In the morning, for the first time since my attack, I made an effort to look my best. My mum chose a bright blue salwar kameez for me to wear – I couldn’t see the colour but my mother described how it looked – and I neatly combed my hair.
Chitranjan arrived at about 11am with a box of chocolates and a card he read to me that said, ‘best wishes’. I was nervous but within minutes he put me at ease and we were talking like we used to on phone.
Debashish sat with us throughout the meeting. During the course of the afternoon, he asked Chitranjan if he was serious. ‘I’m very serious about marriage,’ he replied. ‘I believe we have a deep connection. I would be very happy to marry your sister.’
I couldn’t stop smiling. Although I couldn’t see him, I knew he was the man for me. After a delicious and relaxed lunch, Chitranjan left promising to return soon.
He called me that evening and asked me how I felt. ‘I’m feeling on top of the world,’ I said. ‘I wish I could live the rest of my life with you.’

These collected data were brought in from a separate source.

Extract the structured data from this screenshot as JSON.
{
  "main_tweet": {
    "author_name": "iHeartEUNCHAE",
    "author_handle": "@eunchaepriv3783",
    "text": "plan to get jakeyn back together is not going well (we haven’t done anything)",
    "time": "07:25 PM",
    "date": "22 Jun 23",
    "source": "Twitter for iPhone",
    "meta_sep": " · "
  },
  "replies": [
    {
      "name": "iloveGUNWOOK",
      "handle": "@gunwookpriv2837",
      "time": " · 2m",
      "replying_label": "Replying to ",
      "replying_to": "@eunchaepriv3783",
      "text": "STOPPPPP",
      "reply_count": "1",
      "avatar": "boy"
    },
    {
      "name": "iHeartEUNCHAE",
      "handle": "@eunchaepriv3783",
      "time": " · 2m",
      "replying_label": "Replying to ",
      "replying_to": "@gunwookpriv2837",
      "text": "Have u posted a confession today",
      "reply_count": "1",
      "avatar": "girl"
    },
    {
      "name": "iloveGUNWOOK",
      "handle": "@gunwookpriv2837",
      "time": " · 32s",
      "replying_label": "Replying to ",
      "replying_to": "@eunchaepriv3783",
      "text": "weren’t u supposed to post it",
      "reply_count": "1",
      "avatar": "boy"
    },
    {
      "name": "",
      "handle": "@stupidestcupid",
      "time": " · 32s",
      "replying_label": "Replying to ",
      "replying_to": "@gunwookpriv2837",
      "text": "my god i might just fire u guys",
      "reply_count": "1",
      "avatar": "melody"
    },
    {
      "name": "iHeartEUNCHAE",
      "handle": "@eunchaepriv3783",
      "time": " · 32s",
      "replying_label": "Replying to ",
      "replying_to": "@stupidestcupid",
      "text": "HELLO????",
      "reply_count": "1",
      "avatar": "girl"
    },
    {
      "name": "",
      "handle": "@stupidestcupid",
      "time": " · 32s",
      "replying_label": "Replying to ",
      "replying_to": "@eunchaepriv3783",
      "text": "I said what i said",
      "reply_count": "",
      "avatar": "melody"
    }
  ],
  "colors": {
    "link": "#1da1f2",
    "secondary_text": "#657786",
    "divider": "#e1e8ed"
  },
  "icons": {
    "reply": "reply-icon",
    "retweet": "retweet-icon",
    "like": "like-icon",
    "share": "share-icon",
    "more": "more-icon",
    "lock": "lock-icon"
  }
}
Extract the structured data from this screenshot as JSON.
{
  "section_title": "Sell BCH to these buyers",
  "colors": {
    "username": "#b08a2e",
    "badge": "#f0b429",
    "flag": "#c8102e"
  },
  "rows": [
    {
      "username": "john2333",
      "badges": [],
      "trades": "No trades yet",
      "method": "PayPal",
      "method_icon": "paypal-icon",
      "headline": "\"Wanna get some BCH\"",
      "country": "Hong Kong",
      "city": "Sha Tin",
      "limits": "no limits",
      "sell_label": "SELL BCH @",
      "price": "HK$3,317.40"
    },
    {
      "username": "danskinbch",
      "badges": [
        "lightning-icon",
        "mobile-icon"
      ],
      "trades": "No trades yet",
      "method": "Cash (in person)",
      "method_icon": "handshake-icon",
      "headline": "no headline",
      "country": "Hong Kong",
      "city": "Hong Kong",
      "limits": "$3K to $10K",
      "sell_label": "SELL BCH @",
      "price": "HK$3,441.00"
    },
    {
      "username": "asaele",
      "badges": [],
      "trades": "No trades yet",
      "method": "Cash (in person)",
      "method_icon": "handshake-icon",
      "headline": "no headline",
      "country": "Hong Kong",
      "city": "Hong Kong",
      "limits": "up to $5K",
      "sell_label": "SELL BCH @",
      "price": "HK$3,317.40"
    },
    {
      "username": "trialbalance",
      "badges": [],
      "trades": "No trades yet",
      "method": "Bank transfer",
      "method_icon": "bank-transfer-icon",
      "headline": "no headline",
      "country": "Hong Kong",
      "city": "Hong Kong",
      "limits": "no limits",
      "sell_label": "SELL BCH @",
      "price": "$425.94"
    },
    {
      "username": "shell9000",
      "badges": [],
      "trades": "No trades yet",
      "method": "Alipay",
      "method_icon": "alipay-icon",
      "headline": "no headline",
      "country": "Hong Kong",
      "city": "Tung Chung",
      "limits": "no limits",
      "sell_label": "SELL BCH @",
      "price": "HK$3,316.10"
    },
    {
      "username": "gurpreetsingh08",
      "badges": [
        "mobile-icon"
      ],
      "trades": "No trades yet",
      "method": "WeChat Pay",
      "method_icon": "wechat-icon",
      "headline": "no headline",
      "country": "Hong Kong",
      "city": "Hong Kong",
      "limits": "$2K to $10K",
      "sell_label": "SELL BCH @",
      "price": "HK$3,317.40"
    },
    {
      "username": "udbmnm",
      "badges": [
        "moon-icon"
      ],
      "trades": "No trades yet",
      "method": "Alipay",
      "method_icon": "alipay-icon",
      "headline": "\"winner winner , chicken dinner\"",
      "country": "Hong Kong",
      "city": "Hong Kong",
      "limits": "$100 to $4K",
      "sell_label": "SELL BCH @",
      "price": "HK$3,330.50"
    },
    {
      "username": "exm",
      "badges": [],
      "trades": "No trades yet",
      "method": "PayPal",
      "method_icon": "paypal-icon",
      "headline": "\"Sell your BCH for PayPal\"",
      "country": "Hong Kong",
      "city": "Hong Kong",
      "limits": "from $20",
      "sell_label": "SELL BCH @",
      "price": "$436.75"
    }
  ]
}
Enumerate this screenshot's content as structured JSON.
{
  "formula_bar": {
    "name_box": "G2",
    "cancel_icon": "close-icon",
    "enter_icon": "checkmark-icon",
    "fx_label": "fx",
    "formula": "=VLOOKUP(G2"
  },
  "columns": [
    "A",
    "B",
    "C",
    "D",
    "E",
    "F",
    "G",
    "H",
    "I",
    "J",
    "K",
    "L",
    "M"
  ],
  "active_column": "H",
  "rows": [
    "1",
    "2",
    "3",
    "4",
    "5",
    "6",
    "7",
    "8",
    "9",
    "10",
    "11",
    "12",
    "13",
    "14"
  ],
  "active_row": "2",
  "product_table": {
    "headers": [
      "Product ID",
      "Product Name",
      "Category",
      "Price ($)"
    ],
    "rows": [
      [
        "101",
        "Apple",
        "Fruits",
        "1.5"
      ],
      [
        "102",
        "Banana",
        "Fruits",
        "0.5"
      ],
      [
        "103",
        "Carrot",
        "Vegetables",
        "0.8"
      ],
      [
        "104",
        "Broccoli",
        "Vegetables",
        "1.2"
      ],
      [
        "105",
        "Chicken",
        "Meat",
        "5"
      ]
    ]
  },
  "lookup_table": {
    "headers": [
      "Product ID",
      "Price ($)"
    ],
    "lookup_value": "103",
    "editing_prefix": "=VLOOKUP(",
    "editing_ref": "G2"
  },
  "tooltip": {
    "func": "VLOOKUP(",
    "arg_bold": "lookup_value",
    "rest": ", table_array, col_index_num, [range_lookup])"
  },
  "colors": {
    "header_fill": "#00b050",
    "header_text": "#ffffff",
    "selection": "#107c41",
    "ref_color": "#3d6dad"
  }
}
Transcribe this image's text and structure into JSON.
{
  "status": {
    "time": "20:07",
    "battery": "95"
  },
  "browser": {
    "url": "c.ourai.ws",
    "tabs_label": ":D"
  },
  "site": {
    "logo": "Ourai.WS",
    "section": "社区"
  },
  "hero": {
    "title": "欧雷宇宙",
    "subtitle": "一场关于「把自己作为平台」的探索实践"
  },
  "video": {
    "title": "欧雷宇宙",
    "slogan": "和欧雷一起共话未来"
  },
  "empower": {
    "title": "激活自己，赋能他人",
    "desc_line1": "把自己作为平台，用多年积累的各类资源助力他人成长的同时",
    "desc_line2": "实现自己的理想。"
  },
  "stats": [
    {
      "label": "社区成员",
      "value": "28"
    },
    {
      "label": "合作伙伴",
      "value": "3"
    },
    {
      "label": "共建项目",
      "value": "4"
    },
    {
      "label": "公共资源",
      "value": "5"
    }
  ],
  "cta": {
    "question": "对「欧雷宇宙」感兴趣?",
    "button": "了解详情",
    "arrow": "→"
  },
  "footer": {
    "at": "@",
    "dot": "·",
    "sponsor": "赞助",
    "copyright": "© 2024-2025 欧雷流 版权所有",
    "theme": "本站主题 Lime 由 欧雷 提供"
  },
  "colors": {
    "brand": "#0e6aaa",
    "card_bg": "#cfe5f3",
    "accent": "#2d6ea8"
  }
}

Soon afterwards, Chitranjan and I went on holiday with my parents to Puri, a seaside destination in Odisha, 500km from our home. One evening we walked along the beach hand in hand. He described the sunset to me. For the first time, our relationship felt real to me.
A month after that, we married on April 15 this year and for the first time since the attack, I put make-up on my face. Determined to look like a bride, I sat nervously as the beautician patted blush on my cheeks and applied lipstick.
Of course, I was happy but I was sad I couldn’t see my husband. ‘I wish I could see you,’ I told him.
‘Believe me, you are the most beautiful bride in the world,’ he said.
Unfortunately, we’ve not been able to live together yet. We work in different states and to have the future we want we can’t just quit our jobs. But Chitranjan is looking for a position in my city so we can be together.
I thought my attackers had taken away any chance I had to be happy, but now I know what it is to love and be loved.
I’m lucky. I met an amazing man who looked past my scars and was able to see who I am on the inside.